I like a third of the album and can’t stand the rest. I really don’t like it. 3 out of 10 and I’ll defend that.
The Road Goes Ever On
Yes, The Road Goes Ever On is an actual album title. It’s a Mountain live album from 1971. It’s bluesy, warm, and amazing. Leslie West, the band leader and guitarist, has been described as “a guitar player’s guitar player.” Although obscure outside of the band’s big single, “Mississippi Queen,” West is a master guitarist that has garnered the recognition of the best in the business.
This album has but four tracks. The first two, “Long Red” and “Waiting to Take You Away,” were from the band’s appearance at Woodstock in 1969. “Long Red” is a nice blues-based jam, while “Waiting to Take You Away” is a dreamy, impassioned exploration. Side one finishes off with “Crossroader,” another blues song that comes right out of Cream’s playbook. Ironically, the band’s producer and bassist, Felix Pappalardi, hated comparisons between Mountain and Cream and took pains to show how they were different, even though his vocal style was very much like Jack Bruce’s. All through side one, West’s guitar solos are a real treat. It’s fun stuff.
Side two is one song: “Nantucket Sleighride.” Over seventeen minutes of jamming and sonic power. It takes the dreamscapes of “Waiting to Take You Away” and develops them at length. While I truly enjoy the studio version of the song, I always enjoy the live versions of the song. West’s ability to improvise with brilliance never disappoints. The keyboard player, Steve Knight, is a bit uninspired, but Corky Laing’s drumming and Pappalardi’s thunderous bass playing more than make up for Knight’s shortcomings. In the end, it’s West’s guitar and the visions that spring from it that dominate the album.
If the album was just “Nantucket Sleighride,” I’d give it a 10. There are a few hitches and glitches on side one, but not enough to make the album score less than a 9 out of 10. It’s well worth finding. The live version of “Nantucket Sleighride” is a 99-cent download from Amazon, and that makes it a steal at that price.
All the World’s a Stage
Rule number one: In my van, it’s Rush. All Rush, all the time. No exceptions.
– Hutch, “Fanboys”
I’m listening to Rush in my van currently, and it’s All the World’s a Stage, their monumental 1976 live album that puts the period at the end of the sentence of “Early Rush.” After this album, Rush got really really progressive. Before, Rush rocked hard, in spite of their progressive tendencies.

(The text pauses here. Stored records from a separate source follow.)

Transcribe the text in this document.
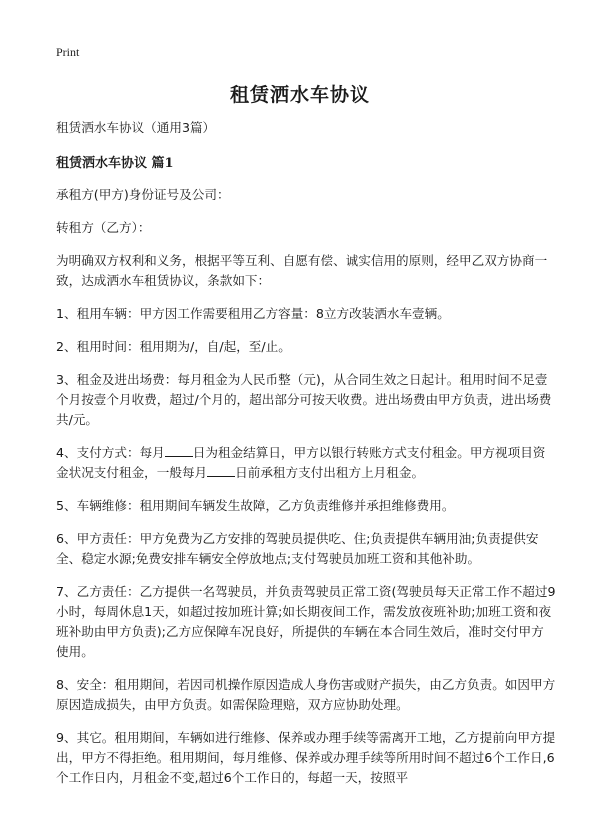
Print
租赁洒水车协议
租赁洒水车协议（通用3篇）
租赁洒水车协议 篇1
承租方(甲方)身份证号及公司：
转租方（乙方）：
为明确双方权利和义务，根据平等互利、自愿有偿、诚实信用的原则，经甲乙双方协商一致，达成洒水车租赁协议，条款如下：
1、租用车辆：甲方因工作需要租用乙方容量：8立方改装洒水车壹辆。
2、租用时间：租用期为/，自/起，至/止。
3、租金及进出场费：每月租金为人民币整（元)，从合同生效之日起计。租用时间不足壹个月按壹个月收费，超过/个月的，超出部分可按天收费。进出场费由甲方负责，进出场费共/元。
4、支付方式：每月 日为租金结算日，甲方以银行转账方式支付租金。甲方视项目资金状况支付租金，一般每月 日前承租方支付出租方上月租金。
5、车辆维修：租用期间车辆发生故障，乙方负责维修并承担维修费用。
6、甲方责任：甲方免费为乙方安排的驾驶员提供吃、住;负责提供车辆用油;负责提供安全、稳定水源;免费安排车辆安全停放地点;支付驾驶员加班工资和其他补助。
7、乙方责任：乙方提供一名驾驶员，并负责驾驶员正常工资(驾驶员每天正常工作不超过9小时，每周休息1天，如超过按加班计算;如长期夜间工作，需发放夜班补助;加班工资和夜班补助由甲方负责);乙方应保障车况良好，所提供的车辆在本合同生效后，准时交付甲方使用。
8、安全：租用期间，若因司机操作原因造成人身伤害或财产损失，由乙方负责。如因甲方原因造成损失，由甲方负责。如需保险理赔，双方应协助处理。
9、其它。租用期间，车辆如进行维修、保养或办理手续等需离开工地，乙方提前向甲方提出，甲方不得拒绝。租用期间，每月维修、保养或办理手续等所用时间不超过6个工作日,6个工作日内，月租金不变,超过6个工作日的，每超一天，按照平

This is a great live album, too. Three guys, jamming away and making a lot of noise. It’s epic sci-fi and fantasy rock with awesome solos. Ironically, two of my most favorite tracks are quieter numbers, “Lakeside Park” and “In the End.” “In the End” is really a perfect song, and I can’t tire of it.
9 out of 10 because it’s the best Rush album in my collection.
Devdas
The Devdas soundtrack is a rich treasure trove of Bollywood music. The movie is fantastic, and the music is a huge part of that fantasticness. The climax of the film, built around the song “Dola Re Dola”, is also the climax of the soundtrack. It won a boatload of awards, and deservedly so. It wins my award of “Favoritest Bollywood Song Evar!!!!”
The high pitches on the female vocals may take some getting used to for those new to the genre, but it’s a taste well worth acquiring. This is the best foot forward for Bollywood music, and I give the entire disc a 9 out of 10. “Dola Re Dola”, though, is superlative and the dance that goes with it is monumental.